After going through the experience is playing for Quinn, knowing his coaching style and how he connects with people, his former players have the utmost confidence his jump from the NCAA to the NHL will be a successful one.

“You know, it’s not easy to make a transition, by any means, from college to professional level,” said Buffalo Sabres captain Jack Eichel, who played for Quinn at BU during the 2014-15 season. “But I think more than anything you have to be a good person, and have people skills, and I think probably his biggest asset is how well he’s able to relate to players, relate to people. I think he’ll do a great job building relationships to players away from the ice, and in turn I think that’s how they’ll gain his trust and they’ll believe in him.”

Arizona Coyotes forward Clayton Keller played one season at BU under Quinn and found him to be a player’s coach, one who finds the right buttons to push to maximize talent. He credited the coach with a successful freshman season that saw him lead the Terriers in goals (21) and points (45).

Shattenkirk, who played for Quinn at BU and with the AHL’s Lake Erie Monsters, is a product of the impact Quinn can have on a player.

“I was always the skilled player who came in and in his mind will probably say didn’t want to work and didn’t want to defend,” said Shattenirk. “He did so much for me as a player in college and really turned me from a raw talent into a well-rounded player to be able to succeed at the next level… He was so driven in developing players and coaching players that it meant a lot to me.”

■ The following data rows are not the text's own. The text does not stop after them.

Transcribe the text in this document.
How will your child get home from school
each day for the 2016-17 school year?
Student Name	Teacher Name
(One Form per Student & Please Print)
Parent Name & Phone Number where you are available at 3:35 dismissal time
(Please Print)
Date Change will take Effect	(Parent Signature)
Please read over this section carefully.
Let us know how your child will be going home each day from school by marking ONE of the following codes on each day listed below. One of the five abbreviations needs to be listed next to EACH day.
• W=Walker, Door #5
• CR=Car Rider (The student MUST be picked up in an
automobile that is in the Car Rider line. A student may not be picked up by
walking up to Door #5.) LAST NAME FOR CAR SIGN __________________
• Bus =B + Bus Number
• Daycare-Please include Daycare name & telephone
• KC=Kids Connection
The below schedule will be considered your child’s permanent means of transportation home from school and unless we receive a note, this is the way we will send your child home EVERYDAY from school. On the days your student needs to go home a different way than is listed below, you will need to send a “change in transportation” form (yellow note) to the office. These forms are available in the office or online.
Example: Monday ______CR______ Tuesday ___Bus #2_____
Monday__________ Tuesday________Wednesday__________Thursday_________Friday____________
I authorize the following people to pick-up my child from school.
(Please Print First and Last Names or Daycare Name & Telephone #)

Asking around about Quinn and “good communicator” comes up often from those that have been around him. Kreider described his initial talks with his new coach as “kind of disarming” in regards to how approachable he is. This first season is going set a foundation for what the franchise is hoping are many successful years ahead.

Quinn takes over the Rangers in a transition year. Gorton’s eye is on the future, and no one will mistake them for Cup contenders this year. But they still have Henrik Lundqvist playing at an elite level and just under $19 million in cap space (before a potential rise in the cap ceiling) to play with next summer.

As soon as next season, if Quinn’s influence ends up being a positive one, a return to being a perennial playoff team is not out of the question. Reaching that point requires achieving small steps along the way — steps that can be taken this year with a new voice behind the bench. The desire to get back to that point and prove the doubters wrong are what fuel this Rangers team.

“When people don’t expect you to do well it’s obviously a little chip on your shoulder,” said Hayes. “We still have Hank in net. He’s a Hall of Fame goalie… I think if you buy into the system and you work as hard as you can when you’re on the ice, it’s a pretty good way to create wins.”